Ferrocenyl-Substituted Triazatruxenes: Synthesis, Electronic Properties, and the Impact of Ferrocenyl Residues on Directional On-Surface Switching on Ag(111)

[Image: see text] We report on seven new ferrocenyl-(1, 3)- and ferrocenylethynyl-modified N,N′,N″-triethyltriazatruxenes ((Et)TATs) 4–7 as well as the dodecyl counterpart 2 of compound 1 and their use as molecular switching units when deposited on a Ag(111) surface. Such functional units may constitute a new approach to molecule-based high-density information storage and processing. Besides the five compounds 1–3, 6, and 7, where the 3-fold rotational symmetry of the triazatruxene (TAT) template is preserved, we also included 2-ethynylferrocenyl-TAT 4 and 2,2′-di(ethynylferrocenyl)-TAT 5, whose mono- and disubstitution patterns break the 3-fold symmetry of the TAT core. Voltammetric studies indicate that the ferrocenyl residues of compounds 1–7 oxidize prior to the oxidation of the TAT core. We have noted strong electrostatic effects on TAT oxidation in the 2,2′,2″-triferrocenyl-TAT derivatives 1 and 2 and the 3,3′,3″-isomer 3. The oxidized complexes feature multiple electronic excitations in the near-infrared and the visible spectra, which are assigned to d(δ/δ(*)) transitions of the ferrocenium (Fc(+)) moieties, as well as TAT → Fc(+) charge-transfer transitions.

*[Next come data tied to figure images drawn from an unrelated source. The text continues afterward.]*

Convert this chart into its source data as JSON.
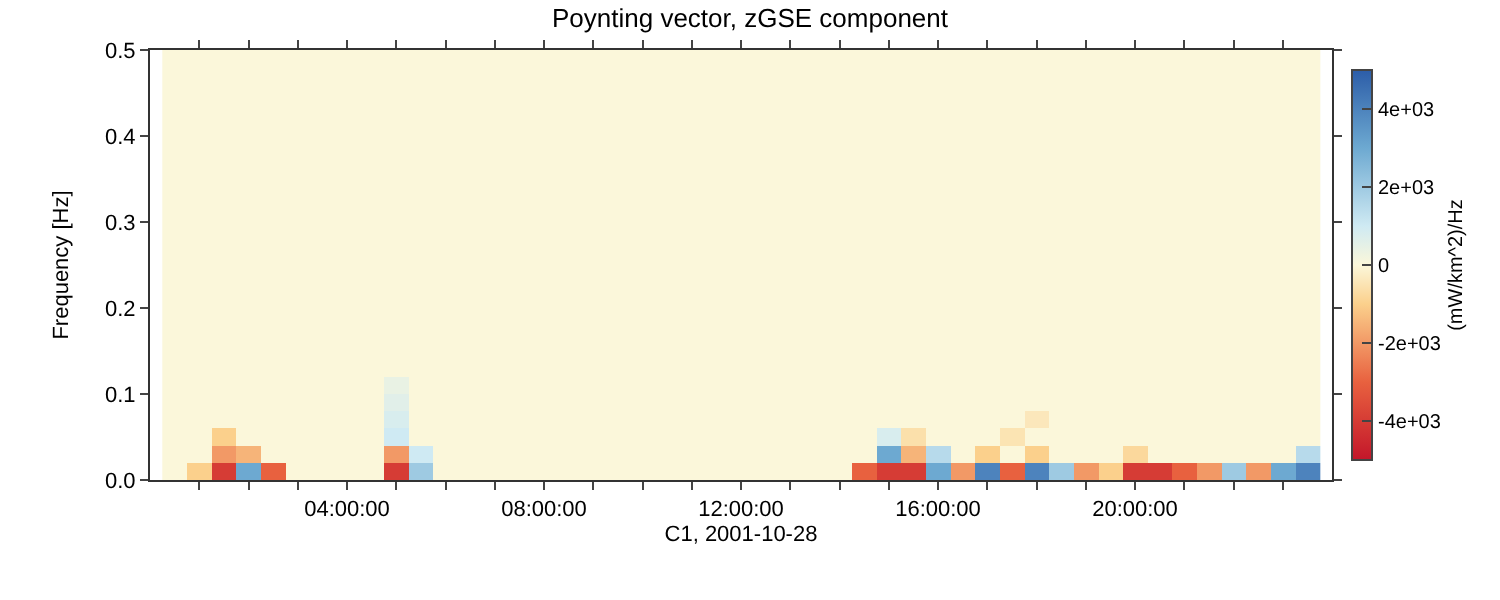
{
  "chart_data": {
    "type": "heatmap",
    "title": "Poynting vector, zGSE component",
    "xlabel": "C1, 2001-10-28",
    "ylabel": "Frequency [Hz]",
    "clabel": "(mW/km^2)/Hz",
    "x": [
      "2001-10-28T00:30",
      "2001-10-28T01:00",
      "2001-10-28T01:30",
      "2001-10-28T02:00",
      "2001-10-28T02:30",
      "2001-10-28T03:00",
      "2001-10-28T03:30",
      "2001-10-28T04:00",
      "2001-10-28T04:30",
      "2001-10-28T05:00",
      "2001-10-28T05:30",
      "2001-10-28T06:00",
      "2001-10-28T06:30",
      "2001-10-28T07:00",
      "2001-10-28T07:30",
      "2001-10-28T08:00",
      "2001-10-28T08:30",
      "2001-10-28T09:00",
      "2001-10-28T09:30",
      "2001-10-28T10:00",
      "2001-10-28T10:30",
      "2001-10-28T11:00",
      "2001-10-28T11:30",
      "2001-10-28T12:00",
      "2001-10-28T12:30",
      "2001-10-28T13:00",
      "2001-10-28T13:30",
      "2001-10-28T14:00",
      "2001-10-28T14:30",
      "2001-10-28T15:00",
      "2001-10-28T15:30",
      "2001-10-28T16:00",
      "2001-10-28T16:30",
      "2001-10-28T17:00",
      "2001-10-28T17:30",
      "2001-10-28T18:00",
      "2001-10-28T18:30",
      "2001-10-28T19:00",
      "2001-10-28T19:30",
      "2001-10-28T20:00",
      "2001-10-28T20:30",
      "2001-10-28T21:00",
      "2001-10-28T21:30",
      "2001-10-28T22:00",
      "2001-10-28T22:30",
      "2001-10-28T23:00",
      "2001-10-28T23:30"
    ],
    "y": [
      0.49,
      0.47,
      0.45,
      0.43,
      0.41,
      0.39,
      0.37,
      0.35,
      0.33,
      0.31,
      0.29,
      0.27,
      0.25,
      0.23,
      0.21,
      0.19,
      0.17,
      0.15,
      0.13,
      0.11,
      0.09,
      0.07,
      0.05,
      0.03,
      0.01
    ],
    "cells": [
      [
        0,
        0,
        0,
        0,
        0,
        0,
        0,
        0,
        0,
        0,
        0,
        0,
        0,
        0,
        0,
        0,
        0,
        0,
        0,
        0,
        0,
        0,
        0,
        0,
        0,
        0,
        0,
        0,
        0,
        0,
        0,
        0,
        0,
        0,
        0,
        0,
        0,
        0,
        0,
        0,
        0,
        0,
        0,
        0,
        0,
        0,
        0
      ],
      [
        0,
        0,
        0,
        0,
        0,
        0,
        0,
        0,
        0,
        0,
        0,
        0,
        0,
        0,
        0,
        0,
        0,
        0,
        0,
        0,
        0,
        0,
        0,
        0,
        0,
        0,
        0,
        0,
        0,
        0,
        0,
        0,
        0,
        0,
        0,
        0,
        0,
        0,
        0,
        0,
        0,
        0,
        0,
        0,
        0,
        0,
        0
      ],
      [
        0,
        0,
        0,
        0,
        0,
        0,
        0,
        0,
        0,
        0,
        0,
        0,
        0,
        0,
        0,
        0,
        0,
        0,
        0,
        0,
        0,
        0,
        0,
        0,
        0,
        0,
        0,
        0,
        0,
        0,
        0,
        0,
        0,
        0,
        0,
        0,
        0,
        0,
        0,
        0,
        0,
        0,
        0,
        0,
        0,
        0,
        0
      ],
      [
        0,
        0,
        0,
        0,
        0,
        0,
        0,
        0,
        0,
        0,
        0,
        0,
        0,
        0,
        0,
        0,
        0,
        0,
        0,
        0,
        0,
        0,
        0,
        0,
        0,
        0,
        0,
        0,
        0,
        0,
        0,
        0,
        0,
        0,
        0,
        0,
        0,
        0,
        0,
        0,
        0,
        0,
        0,
        0,
        0,
        0,
        0
      ],
      [
        0,
        0,
        0,
        0,
        0,
        0,
        0,
        0,
        0,
        0,
        0,
        0,
        0,
        0,
        0,
        0,
        0,
        0,
        0,
        0,
        0,
        0,
        0,
        0,
        0,
        0,
        0,
        0,
        0,
        0,
        0,
        0,
        0,
        0,
        0,
        0,
        0,
        0,
        0,
        0,
        0,
        0,
        0,
        0,
        0,
        0,
        0
      ],
      [
        0,
        0,
        0,
        0,
        0,
        0,
        0,
        0,
        0,
        0,
        0,
        0,
        0,
        0,
        0,
        0,
        0,
        0,
        0,
        0,
        0,
        0,
        0,
        0,
        0,
        0,
        0,
        0,
        0,
        0,
        0,
        0,
        0,
        0,
        0,
        0,
        0,
        0,
        0,
        0,
        0,
        0,
        0,
        0,
        0,
        0,
        0
      ],
      [
        0,
        0,
        0,
        0,
        0,
        0,
        0,
        0,
        0,
        0,
        0,
        0,
        0,
        0,
        0,
        0,
        0,
        0,
        0,
        0,
        0,
        0,
        0,
        0,
        0,
        0,
        0,
        0,
        0,
        0,
        0,
        0,
        0,
        0,
        0,
        0,
        0,
        0,
        0,
        0,
        0,
        0,
        0,
        0,
        0,
        0,
        0
      ],
      [
        0,
        0,
        0,
        0,
        0,
        0,
        0,
        0,
        0,
        0,
        0,
        0,
        0,
        0,
        0,
        0,
        0,
        0,
        0,
        0,
        0,
        0,
        0,
        0,
        0,
        0,
        0,
        0,
        0,
        0,
        0,
        0,
        0,
        0,
        0,
        0,
        0,
        0,
        0,
        0,
        0,
        0,
        0,
        0,
        0,
        0,
        0
      ],
      [
        0,
        0,
        0,
        0,
        0,
        0,
        0,
        0,
        0,
        0,
        0,
        0,
        0,
        0,
        0,
        0,
        0,
        0,
        0,
        0,
        0,
        0,
        0,
        0,
        0,
        0,
        0,
        0,
        0,
        0,
        0,
        0,
        0,
        0,
        0,
        0,
        0,
        0,
        0,
        0,
        0,
        0,
        0,
        0,
        0,
        0,
        0
      ],
      [
        0,
        0,
        0,
        0,
        0,
        0,
        0,
        0,
        0,
        0,
        0,
        0,
        0,
        0,
        0,
        0,
        0,
        0,
        0,
        0,
        0,
        0,
        0,
        0,
        0,
        0,
        0,
        0,
        0,
        0,
        0,
        0,
        0,
        0,
        0,
        0,
        0,
        0,
        0,
        0,
        0,
        0,
        0,
        0,
        0,
        0,
        0
      ],
      [
        0,
        0,
        0,
        0,
        0,
        0,
        0,
        0,
        0,
        0,
        0,
        0,
        0,
        0,
        0,
        0,
        0,
        0,
        0,
        0,
        0,
        0,
        0,
        0,
        0,
        0,
        0,
        0,
        0,
        0,
        0,
        0,
        0,
        0,
        0,
        0,
        0,
        0,
        0,
        0,
        0,
        0,
        0,
        0,
        0,
        0,
        0
      ],
      [
        0,
        0,
        0,
        0,
        0,
        0,
        0,
        0,
        0,
        0,
        0,
        0,
        0,
        0,
        0,
        0,
        0,
        0,
        0,
        0,
        0,
        0,
        0,
        0,
        0,
        0,
        0,
        0,
        0,
        0,
        0,
        0,
        0,
        0,
        0,
        0,
        0,
        0,
        0,
        0,
        0,
        0,
        0,
        0,
        0,
        0,
        0
      ],
      [
        0,
        0,
        0,
        0,
        0,
        0,
        0,
        0,
        0,
        0,
        0,
        0,
        0,
        0,
        0,
        0,
        0,
        0,
        0,
        0,
        0,
        0,
        0,
        0,
        0,
        0,
        0,
        0,
        0,
        0,
        0,
        0,
        0,
        0,
        0,
        0,
        0,
        0,
        0,
        0,
        0,
        0,
        0,
        0,
        0,
        0,
        0
      ],
      [
        0,
        0,
        0,
        0,
        0,
        0,
        0,
        0,
        0,
        0,
        0,
        0,
        0,
        0,
        0,
        0,
        0,
        0,
        0,
        0,
        0,
        0,
        0,
        0,
        0,
        0,
        0,
        0,
        0,
        0,
        0,
        0,
        0,
        0,
        0,
        0,
        0,
        0,
        0,
        0,
        0,
        0,
        0,
        0,
        0,
        0,
        0
      ],
      [
        0,
        0,
        0,
        0,
        0,
        0,
        0,
        0,
        0,
        0,
        0,
        0,
        0,
        0,
        0,
        0,
        0,
        0,
        0,
        0,
        0,
        0,
        0,
        0,
        0,
        0,
        0,
        0,
        0,
        0,
        0,
        0,
        0,
        0,
        0,
        0,
        0,
        0,
        0,
        0,
        0,
        0,
        0,
        0,
        0,
        0,
        0
      ],
      [
        0,
        0,
        0,
        0,
        0,
        0,
        0,
        0,
        0,
        0,
        0,
        0,
        0,
        0,
        0,
        0,
        0,
        0,
        0,
        0,
        0,
        0,
        0,
        0,
        0,
        0,
        0,
        0,
        0,
        0,
        0,
        0,
        0,
        0,
        0,
        0,
        0,
        0,
        0,
        0,
        0,
        0,
        0,
        0,
        0,
        0,
        0
      ],
      [
        0,
        0,
        0,
        0,
        0,
        0,
        0,
        0,
        0,
        0,
        0,
        0,
        0,
        0,
        0,
        0,
        0,
        0,
        0,
        0,
        0,
        0,
        0,
        0,
        0,
        0,
        0,
        0,
        0,
        0,
        0,
        0,
        0,
        0,
        0,
        0,
        0,
        0,
        0,
        0,
        0,
        0,
        0,
        0,
        0,
        0,
        0
      ],
      [
        0,
        0,
        0,
        0,
        0,
        0,
        0,
        0,
        0,
        0,
        0,
        0,
        0,
        0,
        0,
        0,
        0,
        0,
        0,
        0,
        0,
        0,
        0,
        0,
        0,
        0,
        0,
        0,
        0,
        0,
        0,
        0,
        0,
        0,
        0,
        0,
        0,
        0,
        0,
        0,
        0,
        0,
        0,
        0,
        0,
        0,
        0
      ],
      [
        0,
        0,
        0,
        0,
        0,
        0,
        0,
        0,
        0,
        0,
        0,
        0,
        0,
        0,
        0,
        0,
        0,
        0,
        0,
        0,
        0,
        0,
        0,
        0,
        0,
        0,
        0,
        0,
        0,
        0,
        0,
        0,
        0,
        0,
        0,
        0,
        0,
        0,
        0,
        0,
        0,
        0,
        0,
        0,
        0,
        0,
        0
      ],
      [
        0,
        0,
        0,
        0,
        0,
        0,
        0,
        0,
        0,
        400,
        0,
        0,
        0,
        0,
        0,
        0,
        0,
        0,
        0,
        0,
        0,
        0,
        0,
        0,
        0,
        0,
        0,
        0,
        0,
        0,
        0,
        0,
        0,
        0,
        0,
        0,
        0,
        0,
        0,
        0,
        0,
        0,
        0,
        0,
        0,
        0,
        0
      ],
      [
        0,
        0,
        0,
        0,
        0,
        0,
        0,
        0,
        0,
        600,
        0,
        0,
        0,
        0,
        0,
        0,
        0,
        0,
        0,
        0,
        0,
        0,
        0,
        0,
        0,
        0,
        0,
        0,
        0,
        0,
        0,
        0,
        0,
        0,
        0,
        0,
        0,
        0,
        0,
        0,
        0,
        0,
        0,
        0,
        0,
        0,
        0
      ],
      [
        0,
        0,
        0,
        0,
        0,
        0,
        0,
        0,
        0,
        800,
        0,
        0,
        0,
        0,
        0,
        0,
        0,
        0,
        0,
        0,
        0,
        0,
        0,
        0,
        0,
        0,
        0,
        0,
        0,
        0,
        0,
        0,
        0,
        0,
        0,
        -400,
        0,
        0,
        0,
        0,
        0,
        0,
        0,
        0,
        0,
        0,
        0
      ],
      [
        0,
        0,
        -1000,
        0,
        0,
        0,
        0,
        0,
        0,
        1000,
        0,
        0,
        0,
        0,
        0,
        0,
        0,
        0,
        0,
        0,
        0,
        0,
        0,
        0,
        0,
        0,
        0,
        0,
        0,
        800,
        -600,
        0,
        0,
        0,
        -500,
        0,
        0,
        0,
        0,
        0,
        0,
        0,
        0,
        0,
        0,
        0,
        0
      ],
      [
        0,
        0,
        -2000,
        -1500,
        0,
        0,
        0,
        0,
        0,
        -2000,
        1000,
        0,
        0,
        0,
        0,
        0,
        0,
        0,
        0,
        0,
        0,
        0,
        0,
        0,
        0,
        0,
        0,
        0,
        0,
        3000,
        -1500,
        1500,
        0,
        -1000,
        0,
        -1000,
        0,
        0,
        0,
        -800,
        0,
        0,
        0,
        0,
        0,
        0,
        1500
      ],
      [
        0,
        -1000,
        -4000,
        3000,
        -3000,
        0,
        0,
        0,
        0,
        -4000,
        2000,
        0,
        0,
        0,
        0,
        0,
        0,
        0,
        0,
        0,
        0,
        0,
        0,
        0,
        0,
        0,
        0,
        0,
        -3000,
        -4000,
        -4000,
        3000,
        -2000,
        4000,
        -3000,
        4000,
        2000,
        -2000,
        -1000,
        -4000,
        -4000,
        -3000,
        -2000,
        2000,
        -2000,
        3000,
        4000
      ]
    ],
    "xlim": [
      "2001-10-28T00:00",
      "2001-10-29T00:00"
    ],
    "xticks": [
      {
        "value": "2001-10-28T01:00",
        "label": null
      },
      {
        "value": "2001-10-28T02:00",
        "label": null
      },
      {
        "value": "2001-10-28T03:00",
        "label": null
      },
      {
        "value": "2001-10-28T04:00",
        "label": "04:00:00"
      },
      {
        "value": "2001-10-28T05:00",
        "label": null
      },
      {
        "value": "2001-10-28T06:00",
        "label": null
      },
      {
        "value": "2001-10-28T07:00",
        "label": null
      },
      {
        "value": "2001-10-28T08:00",
        "label": "08:00:00"
      },
      {
        "value": "2001-10-28T09:00",
        "label": null
      },
      {
        "value": "2001-10-28T10:00",
        "label": null
      },
      {
        "value": "2001-10-28T11:00",
        "label": null
      },
      {
        "value": "2001-10-28T12:00",
        "label": "12:00:00"
      },
      {
        "value": "2001-10-28T13:00",
        "label": null
      },
      {
        "value": "2001-10-28T14:00",
        "label": null
      },
      {
        "value": "2001-10-28T15:00",
        "label": null
      },
      {
        "value": "2001-10-28T16:00",
        "label": "16:00:00"
      },
      {
        "value": "2001-10-28T17:00",
        "label": null
      },
      {
        "value": "2001-10-28T18:00",
        "label": null
      },
      {
        "value": "2001-10-28T19:00",
        "label": null
      },
      {
        "value": "2001-10-28T20:00",
        "label": "20:00:00"
      },
      {
        "value": "2001-10-28T21:00",
        "label": null
      },
      {
        "value": "2001-10-28T22:00",
        "label": null
      },
      {
        "value": "2001-10-28T23:00",
        "label": null
      }
    ],
    "ylim": [
      0,
      0.5
    ],
    "yticks": [
      {
        "value": 0,
        "label": "0.0"
      },
      {
        "value": 0.1,
        "label": "0.1"
      },
      {
        "value": 0.2,
        "label": "0.2"
      },
      {
        "value": 0.3,
        "label": "0.3"
      },
      {
        "value": 0.4,
        "label": "0.4"
      },
      {
        "value": 0.5,
        "label": "0.5"
      }
    ],
    "clim": [
      -5000,
      5000
    ],
    "cticks": [
      {
        "value": -4000,
        "label": "-4e+03"
      },
      {
        "value": -2000,
        "label": "-2e+03"
      },
      0,
      {
        "value": 2000,
        "label": "2e+03"
      },
      {
        "value": 4000,
        "label": "4e+03"
      }
    ]
  }
}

The latter are augmented by intervalence charge-transfer contributions Fc → Fc(+) in mixed-valent states, where only a part of the available ferrocenyl residues is oxidized. (Et)TAT was previously identified as a directional three-level switching unit when deposited on Ag(111) and constitutes a trinary-digit unit for on-surface information storage. The symmetrically trisubstituted compound 6 retains this property, albeit at somewhat reduced switching rates due to the additional interaction between the ferrocenyl residues and the Ag surface. In particular, the high directionality at low bias and the inversion of the preferred sense of the on-surface rocking motion with either a clockwise or counterclockwise switching sense, depending on the identity of the surface enantiomer, are preserved. Unsymmetrical substitution in mono- and diferrocenylated 4 and 5 alters the underlying ratchet potential in a manner such that a two-state switching between the two degenerate surface conformations of 4 or a pronounced suppression of switching (5) is observed.